Connections guides incoming freshmen
The highest-ever turnout – about 1,400 new students – flooded the USU campus and downtown Logan last week as part of the orientation course Connections, where they began to familiarize themselves with the college and Cache Valley.
“This program is designed to help ease the transition from high school to college. We teach [the students] everything from study skills to how to find their way around campus,” Ashley Thompson, student program coordinator for Connections, said.
Noelle Call, director of the retention and first year experience department, said the research the university has done shows Connections students are “happier with the campus and more involved in campus life.”
Connections is a two-credit class that begins the Wednesday before school starts and gives students the opportunity to get to know people, the campus and prepare for life away from home.
“This is a great tool,” Thompson said. “This is the first time students don’t have a mom or dad or guardian around, the first time they don’t have someone waking them up and making them go to class. They’re given a lot of freedom and we help them learn responsibility and manage their lives.”
More than half of incoming freshmen signed up for Connections, with the highest turnout in its 27-year history, at about 1,400.
The four-day program ran from Aug. 23-26 and offered a variety of activities. Students went hiking to the Wind Caves up Logan Canyon, socialized with other freshmen, watched a hypnotist and played games to get them acquainted with campus. They also paid $5 for a tour of downtown Logan, where they wandered Main Street, received food from several local businesses and “moshed to ’60s music” from a live band, Thompson said.
Before they came to Connections, they were required to read the book “Warriors Don’t Cry” by Carlotta Walls LaNier, complete an assignment and attend a lecture given by the author – known as one of the “Little Rock Nine.” This was designed to help them adjust to the difference between high school and college coursework, Thompson said.
The students also attended classes on how to deal with time, stress, money and college life.
Steve Bachman, a freshman in mechanical engineering, said, “I felt like it was busy work.

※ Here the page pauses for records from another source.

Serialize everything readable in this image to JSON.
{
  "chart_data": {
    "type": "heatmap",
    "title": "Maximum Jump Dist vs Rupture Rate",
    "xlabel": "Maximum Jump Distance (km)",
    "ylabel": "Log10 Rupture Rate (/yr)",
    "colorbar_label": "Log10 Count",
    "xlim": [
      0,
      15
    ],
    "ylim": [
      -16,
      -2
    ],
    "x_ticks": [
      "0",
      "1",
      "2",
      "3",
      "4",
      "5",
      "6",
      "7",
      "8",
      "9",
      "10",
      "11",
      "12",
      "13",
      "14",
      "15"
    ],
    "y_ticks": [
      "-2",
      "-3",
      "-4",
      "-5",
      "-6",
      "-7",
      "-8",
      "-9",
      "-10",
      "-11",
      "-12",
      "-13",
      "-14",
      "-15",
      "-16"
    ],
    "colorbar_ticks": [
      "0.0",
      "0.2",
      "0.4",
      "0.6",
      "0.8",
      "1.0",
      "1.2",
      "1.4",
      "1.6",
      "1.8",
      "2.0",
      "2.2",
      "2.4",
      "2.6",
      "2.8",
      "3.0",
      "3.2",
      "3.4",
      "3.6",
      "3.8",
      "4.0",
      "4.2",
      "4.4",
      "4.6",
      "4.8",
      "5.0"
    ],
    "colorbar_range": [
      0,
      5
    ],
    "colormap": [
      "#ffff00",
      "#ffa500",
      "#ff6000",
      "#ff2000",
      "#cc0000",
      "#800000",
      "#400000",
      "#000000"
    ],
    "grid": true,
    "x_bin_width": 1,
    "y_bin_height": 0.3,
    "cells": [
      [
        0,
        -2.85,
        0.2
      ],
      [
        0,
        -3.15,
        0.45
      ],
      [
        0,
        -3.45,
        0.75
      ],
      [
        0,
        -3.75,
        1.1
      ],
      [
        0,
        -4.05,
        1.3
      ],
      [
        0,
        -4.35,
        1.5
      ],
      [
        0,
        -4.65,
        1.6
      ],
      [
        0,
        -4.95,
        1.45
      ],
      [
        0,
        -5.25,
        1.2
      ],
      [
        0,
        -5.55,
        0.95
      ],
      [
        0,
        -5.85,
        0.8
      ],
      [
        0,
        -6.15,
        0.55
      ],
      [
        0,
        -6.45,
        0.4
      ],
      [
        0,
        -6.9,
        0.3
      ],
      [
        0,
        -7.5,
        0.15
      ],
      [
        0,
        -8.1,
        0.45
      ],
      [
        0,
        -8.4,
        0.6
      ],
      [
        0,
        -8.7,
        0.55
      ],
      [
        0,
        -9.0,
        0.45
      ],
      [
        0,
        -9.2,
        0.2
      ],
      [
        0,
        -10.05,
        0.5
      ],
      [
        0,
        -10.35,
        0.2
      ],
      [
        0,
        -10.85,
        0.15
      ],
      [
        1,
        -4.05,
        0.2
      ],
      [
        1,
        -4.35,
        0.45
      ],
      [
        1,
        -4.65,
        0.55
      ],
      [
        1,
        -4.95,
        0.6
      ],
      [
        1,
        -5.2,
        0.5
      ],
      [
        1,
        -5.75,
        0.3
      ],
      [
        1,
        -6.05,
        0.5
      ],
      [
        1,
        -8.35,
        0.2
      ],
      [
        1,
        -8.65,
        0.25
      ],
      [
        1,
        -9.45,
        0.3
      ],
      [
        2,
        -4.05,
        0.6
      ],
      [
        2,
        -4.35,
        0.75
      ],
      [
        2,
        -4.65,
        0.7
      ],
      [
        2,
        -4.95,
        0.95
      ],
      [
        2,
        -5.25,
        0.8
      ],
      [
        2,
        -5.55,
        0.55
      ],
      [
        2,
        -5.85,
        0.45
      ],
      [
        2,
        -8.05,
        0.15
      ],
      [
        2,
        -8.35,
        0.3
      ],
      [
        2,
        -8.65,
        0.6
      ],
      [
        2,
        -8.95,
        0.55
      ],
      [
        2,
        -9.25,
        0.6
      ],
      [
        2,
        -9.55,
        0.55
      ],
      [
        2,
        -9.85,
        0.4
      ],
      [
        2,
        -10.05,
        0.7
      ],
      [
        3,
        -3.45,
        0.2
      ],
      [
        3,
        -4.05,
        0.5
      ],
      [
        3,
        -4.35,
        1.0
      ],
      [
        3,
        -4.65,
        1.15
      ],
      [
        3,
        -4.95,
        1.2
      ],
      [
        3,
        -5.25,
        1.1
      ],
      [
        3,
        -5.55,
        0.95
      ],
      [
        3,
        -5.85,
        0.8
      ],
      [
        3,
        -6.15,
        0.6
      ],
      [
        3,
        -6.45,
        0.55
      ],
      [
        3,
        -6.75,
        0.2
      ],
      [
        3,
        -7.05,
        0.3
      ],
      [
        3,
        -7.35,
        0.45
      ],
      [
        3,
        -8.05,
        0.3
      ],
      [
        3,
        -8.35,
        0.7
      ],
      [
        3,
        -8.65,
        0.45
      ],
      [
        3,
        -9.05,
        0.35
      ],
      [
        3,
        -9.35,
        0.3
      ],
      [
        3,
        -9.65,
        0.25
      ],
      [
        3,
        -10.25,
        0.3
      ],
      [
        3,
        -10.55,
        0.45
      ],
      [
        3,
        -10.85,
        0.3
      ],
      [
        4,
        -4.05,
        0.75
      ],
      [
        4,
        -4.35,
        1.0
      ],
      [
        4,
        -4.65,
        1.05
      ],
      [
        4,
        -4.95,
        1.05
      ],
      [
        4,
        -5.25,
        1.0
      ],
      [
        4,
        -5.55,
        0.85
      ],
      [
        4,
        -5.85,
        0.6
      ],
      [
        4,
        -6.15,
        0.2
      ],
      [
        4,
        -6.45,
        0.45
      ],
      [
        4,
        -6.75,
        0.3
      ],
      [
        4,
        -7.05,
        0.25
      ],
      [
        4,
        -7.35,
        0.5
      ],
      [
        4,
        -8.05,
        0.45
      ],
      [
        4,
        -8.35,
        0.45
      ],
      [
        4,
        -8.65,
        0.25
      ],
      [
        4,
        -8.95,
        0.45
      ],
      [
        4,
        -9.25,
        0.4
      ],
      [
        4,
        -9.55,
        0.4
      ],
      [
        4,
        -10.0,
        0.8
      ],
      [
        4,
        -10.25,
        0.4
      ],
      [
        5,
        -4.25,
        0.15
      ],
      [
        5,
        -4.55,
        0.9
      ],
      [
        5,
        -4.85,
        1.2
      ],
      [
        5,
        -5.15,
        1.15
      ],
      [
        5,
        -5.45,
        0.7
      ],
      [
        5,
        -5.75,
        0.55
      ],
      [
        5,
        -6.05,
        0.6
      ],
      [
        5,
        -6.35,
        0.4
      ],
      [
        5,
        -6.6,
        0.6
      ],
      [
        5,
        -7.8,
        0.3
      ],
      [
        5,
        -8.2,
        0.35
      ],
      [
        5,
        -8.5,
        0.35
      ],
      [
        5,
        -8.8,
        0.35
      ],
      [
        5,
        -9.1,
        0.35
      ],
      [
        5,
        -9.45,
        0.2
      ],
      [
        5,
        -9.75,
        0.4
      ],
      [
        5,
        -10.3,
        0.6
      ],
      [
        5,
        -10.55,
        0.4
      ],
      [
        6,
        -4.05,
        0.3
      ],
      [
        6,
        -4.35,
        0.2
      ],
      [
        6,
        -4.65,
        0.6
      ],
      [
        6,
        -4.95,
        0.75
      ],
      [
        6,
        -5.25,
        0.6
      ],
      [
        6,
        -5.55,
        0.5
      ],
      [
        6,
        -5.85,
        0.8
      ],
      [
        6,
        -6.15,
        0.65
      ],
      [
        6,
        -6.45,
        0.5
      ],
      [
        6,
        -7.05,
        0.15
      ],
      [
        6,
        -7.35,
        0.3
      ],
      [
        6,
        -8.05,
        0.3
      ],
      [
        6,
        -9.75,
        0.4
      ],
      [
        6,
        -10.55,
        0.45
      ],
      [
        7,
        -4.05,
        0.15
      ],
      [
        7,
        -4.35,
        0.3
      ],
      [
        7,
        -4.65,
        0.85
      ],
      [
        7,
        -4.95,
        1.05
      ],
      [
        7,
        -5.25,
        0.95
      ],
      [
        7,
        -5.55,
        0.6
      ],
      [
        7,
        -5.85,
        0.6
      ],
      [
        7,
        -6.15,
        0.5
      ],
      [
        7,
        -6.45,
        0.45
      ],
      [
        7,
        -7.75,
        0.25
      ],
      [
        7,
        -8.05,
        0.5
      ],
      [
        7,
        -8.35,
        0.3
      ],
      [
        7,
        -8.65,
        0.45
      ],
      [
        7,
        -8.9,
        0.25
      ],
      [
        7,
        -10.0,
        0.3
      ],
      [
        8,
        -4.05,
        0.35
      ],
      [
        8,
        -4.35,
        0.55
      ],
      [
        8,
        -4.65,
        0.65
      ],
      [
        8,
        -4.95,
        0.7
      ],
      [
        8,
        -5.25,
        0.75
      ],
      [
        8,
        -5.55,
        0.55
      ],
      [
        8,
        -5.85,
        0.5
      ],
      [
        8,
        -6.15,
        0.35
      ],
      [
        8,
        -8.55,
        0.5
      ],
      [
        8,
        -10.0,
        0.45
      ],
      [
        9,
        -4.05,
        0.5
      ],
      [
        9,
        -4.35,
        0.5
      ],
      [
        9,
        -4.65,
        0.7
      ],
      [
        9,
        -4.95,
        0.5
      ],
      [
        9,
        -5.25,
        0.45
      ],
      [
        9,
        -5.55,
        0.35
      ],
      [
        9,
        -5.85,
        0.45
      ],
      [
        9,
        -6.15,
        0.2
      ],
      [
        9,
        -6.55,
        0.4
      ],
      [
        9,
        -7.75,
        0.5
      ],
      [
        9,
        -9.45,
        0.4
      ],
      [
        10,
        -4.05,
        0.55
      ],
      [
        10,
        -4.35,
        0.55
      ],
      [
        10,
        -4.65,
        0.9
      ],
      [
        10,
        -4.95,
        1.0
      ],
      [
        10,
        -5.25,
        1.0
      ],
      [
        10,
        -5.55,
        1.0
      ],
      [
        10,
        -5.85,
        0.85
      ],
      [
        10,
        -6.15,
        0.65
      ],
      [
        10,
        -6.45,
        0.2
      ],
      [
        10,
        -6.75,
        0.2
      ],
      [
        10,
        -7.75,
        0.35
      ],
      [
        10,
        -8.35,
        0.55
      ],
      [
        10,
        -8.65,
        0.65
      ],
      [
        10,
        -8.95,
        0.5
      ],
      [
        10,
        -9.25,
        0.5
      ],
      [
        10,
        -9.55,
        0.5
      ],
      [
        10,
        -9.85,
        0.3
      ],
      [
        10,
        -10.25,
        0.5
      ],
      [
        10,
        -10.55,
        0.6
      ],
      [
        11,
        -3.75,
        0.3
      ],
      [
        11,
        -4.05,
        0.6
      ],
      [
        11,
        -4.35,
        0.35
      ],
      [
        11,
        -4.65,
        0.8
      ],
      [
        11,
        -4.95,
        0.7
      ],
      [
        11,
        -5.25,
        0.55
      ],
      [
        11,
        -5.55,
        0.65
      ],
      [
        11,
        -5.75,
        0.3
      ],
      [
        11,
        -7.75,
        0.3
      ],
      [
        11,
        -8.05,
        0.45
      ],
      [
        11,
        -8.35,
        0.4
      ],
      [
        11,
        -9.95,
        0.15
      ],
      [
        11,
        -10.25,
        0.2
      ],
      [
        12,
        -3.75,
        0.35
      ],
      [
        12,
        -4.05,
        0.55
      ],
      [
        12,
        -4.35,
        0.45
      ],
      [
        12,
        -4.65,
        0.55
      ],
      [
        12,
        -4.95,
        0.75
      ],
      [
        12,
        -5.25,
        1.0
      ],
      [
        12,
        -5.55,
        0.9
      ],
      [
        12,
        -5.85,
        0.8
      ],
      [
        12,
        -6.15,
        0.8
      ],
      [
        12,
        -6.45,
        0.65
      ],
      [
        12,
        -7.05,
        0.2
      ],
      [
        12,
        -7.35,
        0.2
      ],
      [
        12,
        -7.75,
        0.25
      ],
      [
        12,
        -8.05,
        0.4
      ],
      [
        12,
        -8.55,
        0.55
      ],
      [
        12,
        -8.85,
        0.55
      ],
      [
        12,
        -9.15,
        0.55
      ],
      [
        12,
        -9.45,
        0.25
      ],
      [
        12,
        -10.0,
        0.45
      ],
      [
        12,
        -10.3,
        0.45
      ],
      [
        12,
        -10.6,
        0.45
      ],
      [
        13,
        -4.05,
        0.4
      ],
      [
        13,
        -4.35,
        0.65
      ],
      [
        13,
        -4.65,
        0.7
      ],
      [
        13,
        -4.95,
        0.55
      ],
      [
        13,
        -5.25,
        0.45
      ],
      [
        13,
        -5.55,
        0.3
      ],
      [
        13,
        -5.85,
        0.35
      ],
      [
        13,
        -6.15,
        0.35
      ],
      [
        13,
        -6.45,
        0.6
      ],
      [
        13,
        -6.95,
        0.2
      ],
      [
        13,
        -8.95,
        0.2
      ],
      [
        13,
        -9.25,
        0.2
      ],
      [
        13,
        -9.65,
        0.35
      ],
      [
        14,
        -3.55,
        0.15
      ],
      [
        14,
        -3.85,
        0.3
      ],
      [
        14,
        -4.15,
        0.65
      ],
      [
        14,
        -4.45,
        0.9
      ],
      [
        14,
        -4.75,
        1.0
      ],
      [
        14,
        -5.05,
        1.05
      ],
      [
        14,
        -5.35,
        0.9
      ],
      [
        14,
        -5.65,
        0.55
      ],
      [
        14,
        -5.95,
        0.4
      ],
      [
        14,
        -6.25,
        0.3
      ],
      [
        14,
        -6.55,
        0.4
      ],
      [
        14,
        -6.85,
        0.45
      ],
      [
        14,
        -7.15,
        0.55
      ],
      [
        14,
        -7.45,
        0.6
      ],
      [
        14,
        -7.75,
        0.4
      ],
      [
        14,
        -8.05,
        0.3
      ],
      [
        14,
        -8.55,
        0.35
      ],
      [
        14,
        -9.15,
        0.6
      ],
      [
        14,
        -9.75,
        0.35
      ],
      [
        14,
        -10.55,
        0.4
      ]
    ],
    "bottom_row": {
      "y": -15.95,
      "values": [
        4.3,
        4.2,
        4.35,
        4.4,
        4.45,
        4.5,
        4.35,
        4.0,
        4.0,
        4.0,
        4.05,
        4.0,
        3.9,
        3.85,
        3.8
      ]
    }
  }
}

If you’re at college, you should know how to make time for sleep.”
Marketing and finance junior Corinna Gross said she wished the classes would have focused more on “how to work the system.” She said it would have been helpful to learn more about where she should go and what she should do to get the financial aid she needed and how to navigate the Registrar’s Office.
Mallory Hockin, a freshman in accounting and interior design, said, “The program wasn’t completely what I was expecting. I thought it would show us things like where to go if you want to change your major and things like that. I’m still glad I did it, though. I got to know a lot of people and it was a helpful not a hurtful experience.”
Call said Connections is aimed at keeping students at USU.
“Freshmen are the future of USU and we want them to get involved. We have such a great group of students and we want them to stick around,” Call said.
“We had a really good group this year,” Thompson said. “They’re going to go places.”
Computer engineering freshman Wes Boggs said overall, he was glad he came, although he thought the program would be different.
Boggs said he liked getting to the campus before other people so he didn’t “wander around like a moron on the first day.”